Я шел с Любой в шпане: впереди на каторгу, за каторжанами в роты, за ротными — шпана на поселение. И вся эта серая стена, растянувшаяся получасовым затором, двигалась без команды в ногу под равномерный перегиб кандалов, однообразно позванивая цепями.
Не сам я поднялся, а знакомые московские улицы стенными руками домов вдруг меня подняли над собой и понесли. И с моей высоты я увидел серым покрытую всю человеческую жизнь. И во мне зазвучал не пасхальный полуночный колокол Светлой ночи, а наперекорное теневое, безнадежно-лязгающее железо блестящим июльским полднем. Чувства мои были жгуче-раскалены, меня ломило и все разламывало во мне до боли, — я считал каждый мой шаг и берег каждую минуту, — но эта боль была совсем другая, совсем не та, когда за себя и за свое, это была боль за весь мир.
2. АНАФЕМА
Леонид Андреев (1871—1919)
На другой день по приезде в Москву — я остановился у брата на Воронцовской в Таганке, — а какое было чудесное утро! Я, отдохнув за дорогу, размечтался, как эти две недели не пропущу часа, всю Москву обойду и кого только не увижу, я ведь не тот, я «писатель». Вчера я был в Таганской части, отметился и ничего, и вдруг околоточный: повестка — немедленно явиться в охранное отделение.

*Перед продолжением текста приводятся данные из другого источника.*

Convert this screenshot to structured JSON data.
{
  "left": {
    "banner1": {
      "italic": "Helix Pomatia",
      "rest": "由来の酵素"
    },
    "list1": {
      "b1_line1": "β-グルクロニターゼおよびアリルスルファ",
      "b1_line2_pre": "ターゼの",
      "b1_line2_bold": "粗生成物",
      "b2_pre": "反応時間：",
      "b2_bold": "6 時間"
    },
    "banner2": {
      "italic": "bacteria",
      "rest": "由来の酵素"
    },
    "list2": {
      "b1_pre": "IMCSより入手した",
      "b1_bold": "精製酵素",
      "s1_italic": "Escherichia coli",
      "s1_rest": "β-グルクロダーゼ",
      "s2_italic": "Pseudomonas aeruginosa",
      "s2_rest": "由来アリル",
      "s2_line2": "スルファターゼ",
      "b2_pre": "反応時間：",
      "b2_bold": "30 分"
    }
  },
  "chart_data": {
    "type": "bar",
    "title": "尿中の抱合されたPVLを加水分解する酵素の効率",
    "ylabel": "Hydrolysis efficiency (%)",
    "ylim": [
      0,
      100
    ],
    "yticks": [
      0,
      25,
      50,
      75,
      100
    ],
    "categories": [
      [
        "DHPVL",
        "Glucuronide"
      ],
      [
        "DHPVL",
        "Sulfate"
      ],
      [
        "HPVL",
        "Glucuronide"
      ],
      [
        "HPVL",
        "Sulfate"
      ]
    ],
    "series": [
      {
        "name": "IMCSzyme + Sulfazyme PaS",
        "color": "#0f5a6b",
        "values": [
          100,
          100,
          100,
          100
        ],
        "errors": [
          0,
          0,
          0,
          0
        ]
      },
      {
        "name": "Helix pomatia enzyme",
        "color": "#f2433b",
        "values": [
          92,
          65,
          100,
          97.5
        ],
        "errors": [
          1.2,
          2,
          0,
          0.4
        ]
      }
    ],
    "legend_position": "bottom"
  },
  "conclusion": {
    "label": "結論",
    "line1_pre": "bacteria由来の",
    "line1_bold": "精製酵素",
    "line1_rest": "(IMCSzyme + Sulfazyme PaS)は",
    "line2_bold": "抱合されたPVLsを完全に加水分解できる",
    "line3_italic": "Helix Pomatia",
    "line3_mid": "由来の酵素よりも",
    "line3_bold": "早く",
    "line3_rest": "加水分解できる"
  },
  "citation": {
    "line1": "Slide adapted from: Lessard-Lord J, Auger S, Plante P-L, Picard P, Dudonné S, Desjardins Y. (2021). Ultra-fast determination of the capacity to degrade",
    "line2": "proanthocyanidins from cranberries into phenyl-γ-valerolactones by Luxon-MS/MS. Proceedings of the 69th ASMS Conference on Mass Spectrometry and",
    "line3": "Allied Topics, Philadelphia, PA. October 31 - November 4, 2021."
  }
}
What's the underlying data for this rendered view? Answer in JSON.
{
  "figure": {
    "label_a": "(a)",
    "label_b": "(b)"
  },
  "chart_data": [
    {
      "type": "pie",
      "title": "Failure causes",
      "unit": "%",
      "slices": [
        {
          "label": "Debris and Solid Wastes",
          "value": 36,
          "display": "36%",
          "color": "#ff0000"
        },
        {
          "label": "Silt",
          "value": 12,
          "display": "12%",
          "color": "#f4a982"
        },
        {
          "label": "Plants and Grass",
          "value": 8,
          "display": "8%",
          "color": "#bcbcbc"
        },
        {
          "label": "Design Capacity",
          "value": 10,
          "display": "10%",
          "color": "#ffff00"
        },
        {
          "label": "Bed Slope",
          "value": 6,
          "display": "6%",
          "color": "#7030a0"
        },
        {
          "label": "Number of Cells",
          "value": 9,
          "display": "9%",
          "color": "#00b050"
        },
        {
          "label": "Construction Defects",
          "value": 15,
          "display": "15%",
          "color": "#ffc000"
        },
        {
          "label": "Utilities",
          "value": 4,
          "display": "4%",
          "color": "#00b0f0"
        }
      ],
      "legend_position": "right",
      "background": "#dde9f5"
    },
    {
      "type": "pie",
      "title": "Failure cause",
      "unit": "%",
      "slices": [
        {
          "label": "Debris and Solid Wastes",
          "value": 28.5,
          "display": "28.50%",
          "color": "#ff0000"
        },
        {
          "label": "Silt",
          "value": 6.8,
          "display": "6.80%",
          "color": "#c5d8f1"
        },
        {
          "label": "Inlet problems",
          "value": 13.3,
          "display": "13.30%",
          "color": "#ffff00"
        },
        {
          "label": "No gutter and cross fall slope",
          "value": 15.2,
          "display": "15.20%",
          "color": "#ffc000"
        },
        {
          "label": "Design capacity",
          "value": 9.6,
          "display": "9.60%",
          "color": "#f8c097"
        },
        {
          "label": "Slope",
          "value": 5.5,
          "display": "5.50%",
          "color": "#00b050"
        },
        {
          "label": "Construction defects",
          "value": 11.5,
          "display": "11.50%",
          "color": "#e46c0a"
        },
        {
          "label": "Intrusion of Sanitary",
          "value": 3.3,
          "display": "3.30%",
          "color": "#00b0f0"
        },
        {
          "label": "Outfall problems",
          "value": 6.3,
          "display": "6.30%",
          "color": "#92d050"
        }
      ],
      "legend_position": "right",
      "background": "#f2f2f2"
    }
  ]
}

Околоточный знакомый.
«Плохо, сказал он сочувственно, назад попрут!»
Околоточный был прав. В охранном, продержав меня порядочно, наводили справки, или такой уж порядок потомить, мне дали бумагу расписаться: я должен немедленно вернуться в Вологду. А на все мои расспросы один был ответ: по предписанию вологодского губернатора. Так Муравьев взял-таки свое: и пустил меня в Москву и не пустил. Я сказал, что немедленно я никак не могу, и, конечно, ссылаюсь на Департамент полиции; чиновник попался ладный: дал срок три дня со дня въезда.
Медлить было нечего, выскочил я из охранного и, не зевая, к Леониду Андрееву: срок меня заволновал — три дня со дня приезда, выходит, ведь, всего два дня.
Леонид Андреев заведовал литературным отделом в газете «Курьер», где 8-го сентября, в праздничном номере — «Рождество Богородицы», была напечатана моя эпиталама («Плач девушки перед замужеством») за подписью Николай Молдаванов.
Я очень боялся моей всегдашней путаницы. К счастью, обошлось все благополучно: нашел Шустовский переулок на Пресне и дом, поднялся по лестнице, и попал в квартиру Леонида Николаевича Андреева, а не к его соседу, как это мне полагалось. На мой робкий звонок дверь отворила не прислуга, я это сразу понял, а из домашних, верно, мать или бабушка. Я назвал себя, — мое имя ей ничего не говорило, и прибавил: «Из охранного отделения». Оглянув, еще и еще раз, бабушка повела меня по пестрой «дорожке» из прихожей в залу.
Пол крашеный — блестит паркетом; на подоконнике цветы и около в плетенках, и все без цвета, одна зелень. Не хватало только клетки с прыгающей непоющей желтой птичкой.